Ha llegado, por fin, la hora de la despedida. Van a ser las ocho de la mañana, y la casa se ha puesto en movimiento. Entran los choferes, aparecen los jardineros, más guardaespaldas, abogados auxiliares, dos secretarias, el inválido tiene sus oficinas en otra ala de la casa. Es una de las secretarias la que ha ido por el dinero, según las instrucciones que le da, cinco billetes de cien córdobas cada uno, tostados de tan nuevos, que le entrega al hombre con la última de sus gratas sonrisas de complicidad. Y vuelve a insistir, con emoción, mirando las caras de todos los presentes: me salvó la vida, allí donde lo ven este hombre me salvó la vida.

No te perdás, le dice cuando lo despide, cuando necesités de mí, ya sabés que estoy a tus órdenes. Y si querés trabajo, yo tengo trabajo. No tenés por qué andar robando, un día te puede costar caro, y a este muchacho lo mandamos a la escuela. Podés quedarte conmigo, como jardinero, o en alguna de mis fincas. El hombre nota que no ha dicho mi finca, sino mis fincas. Podés trabajar en los almácigos de café, en las lecherías, lo que querrás. Hasta de tractorista, podés aprender a manejar un tractor.

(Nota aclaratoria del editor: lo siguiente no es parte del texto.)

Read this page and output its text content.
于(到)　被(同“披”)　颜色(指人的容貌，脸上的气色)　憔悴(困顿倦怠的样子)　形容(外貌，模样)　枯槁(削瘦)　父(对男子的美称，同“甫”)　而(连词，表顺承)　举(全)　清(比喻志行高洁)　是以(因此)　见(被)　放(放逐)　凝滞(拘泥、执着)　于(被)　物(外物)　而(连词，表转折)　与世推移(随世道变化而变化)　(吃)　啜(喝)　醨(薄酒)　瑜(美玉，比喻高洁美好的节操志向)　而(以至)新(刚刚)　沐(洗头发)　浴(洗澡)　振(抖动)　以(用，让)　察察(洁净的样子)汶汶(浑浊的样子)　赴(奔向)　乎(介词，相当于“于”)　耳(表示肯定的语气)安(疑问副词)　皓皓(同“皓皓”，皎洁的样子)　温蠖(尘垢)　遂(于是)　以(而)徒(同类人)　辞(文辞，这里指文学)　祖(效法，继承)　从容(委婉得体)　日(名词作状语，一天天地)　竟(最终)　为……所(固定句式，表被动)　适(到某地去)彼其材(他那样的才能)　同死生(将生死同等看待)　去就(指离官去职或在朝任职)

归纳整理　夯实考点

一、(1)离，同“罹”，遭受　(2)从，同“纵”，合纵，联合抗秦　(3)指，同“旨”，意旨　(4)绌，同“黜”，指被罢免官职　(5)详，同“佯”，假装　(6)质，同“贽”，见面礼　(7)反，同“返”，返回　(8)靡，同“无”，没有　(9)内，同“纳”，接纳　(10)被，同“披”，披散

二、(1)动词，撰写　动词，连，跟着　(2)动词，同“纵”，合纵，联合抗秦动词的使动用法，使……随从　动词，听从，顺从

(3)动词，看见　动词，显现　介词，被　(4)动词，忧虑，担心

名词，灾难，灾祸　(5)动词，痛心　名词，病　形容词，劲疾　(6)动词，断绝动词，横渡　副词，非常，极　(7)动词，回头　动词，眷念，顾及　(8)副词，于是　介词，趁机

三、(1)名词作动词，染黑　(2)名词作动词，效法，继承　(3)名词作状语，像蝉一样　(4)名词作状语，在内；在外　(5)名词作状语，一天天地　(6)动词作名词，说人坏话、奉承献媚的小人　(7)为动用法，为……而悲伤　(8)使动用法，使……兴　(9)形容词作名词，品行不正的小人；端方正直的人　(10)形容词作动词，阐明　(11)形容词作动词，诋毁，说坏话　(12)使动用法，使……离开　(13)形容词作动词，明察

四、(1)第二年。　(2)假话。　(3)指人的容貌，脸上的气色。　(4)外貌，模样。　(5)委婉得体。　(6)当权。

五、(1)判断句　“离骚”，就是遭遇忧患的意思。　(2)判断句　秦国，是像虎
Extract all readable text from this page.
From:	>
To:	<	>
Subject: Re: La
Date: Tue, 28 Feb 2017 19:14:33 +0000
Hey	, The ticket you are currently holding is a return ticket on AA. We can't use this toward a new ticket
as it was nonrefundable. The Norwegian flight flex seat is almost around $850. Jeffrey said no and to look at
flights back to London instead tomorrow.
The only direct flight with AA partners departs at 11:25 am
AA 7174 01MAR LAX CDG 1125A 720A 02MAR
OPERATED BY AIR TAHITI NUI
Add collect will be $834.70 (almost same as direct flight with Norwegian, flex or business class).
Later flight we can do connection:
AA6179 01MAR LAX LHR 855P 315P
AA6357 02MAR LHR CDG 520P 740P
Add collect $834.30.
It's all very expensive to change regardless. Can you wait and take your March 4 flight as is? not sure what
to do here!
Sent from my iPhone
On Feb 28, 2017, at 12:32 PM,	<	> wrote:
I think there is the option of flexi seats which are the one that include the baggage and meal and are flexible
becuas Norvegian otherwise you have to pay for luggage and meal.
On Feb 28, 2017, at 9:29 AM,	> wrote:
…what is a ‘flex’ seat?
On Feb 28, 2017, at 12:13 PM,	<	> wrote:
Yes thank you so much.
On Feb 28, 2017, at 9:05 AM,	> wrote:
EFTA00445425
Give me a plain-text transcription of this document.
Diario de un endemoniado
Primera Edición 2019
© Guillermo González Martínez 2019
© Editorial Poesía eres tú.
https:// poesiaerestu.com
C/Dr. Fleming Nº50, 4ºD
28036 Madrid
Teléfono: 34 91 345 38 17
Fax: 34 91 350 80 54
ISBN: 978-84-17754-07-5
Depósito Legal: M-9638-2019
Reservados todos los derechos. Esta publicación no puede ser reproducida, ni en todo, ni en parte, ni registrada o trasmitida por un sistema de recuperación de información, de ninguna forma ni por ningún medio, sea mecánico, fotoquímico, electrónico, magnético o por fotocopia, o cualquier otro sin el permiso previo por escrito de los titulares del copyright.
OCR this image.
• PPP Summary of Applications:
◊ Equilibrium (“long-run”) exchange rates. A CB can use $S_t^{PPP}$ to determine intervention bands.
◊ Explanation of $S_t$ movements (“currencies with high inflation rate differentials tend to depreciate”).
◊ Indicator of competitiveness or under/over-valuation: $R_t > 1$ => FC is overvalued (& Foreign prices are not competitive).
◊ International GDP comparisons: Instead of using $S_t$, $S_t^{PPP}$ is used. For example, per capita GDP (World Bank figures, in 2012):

El hombre recibe los billetes y se los mete rápidamente en el bolsillo, como si se tratara de dinero mal habido. El temor de salir a la calle queda disipado porque uno de los choferes recibe órdenes de llevarlo junto con su hijo al lugar que él indique. Se suben al asiento trasero de la Suburban negra, de vidrios polarizados, que por dentro huele a cuero y a desodorante ambiental. El chofer mira a sus pasajeros con desconfianza a través del espejo retrovisor, y pregunta adónde. Al reparto Schick, nos deja por el tanque rojo, responde el hombre con voz tímida.

En la calle el chofer bordea los restos del carretón, que siguen allí. Nadie los ha levantado. Tampoco han levantado al caballo muerto, rondado por las moscas.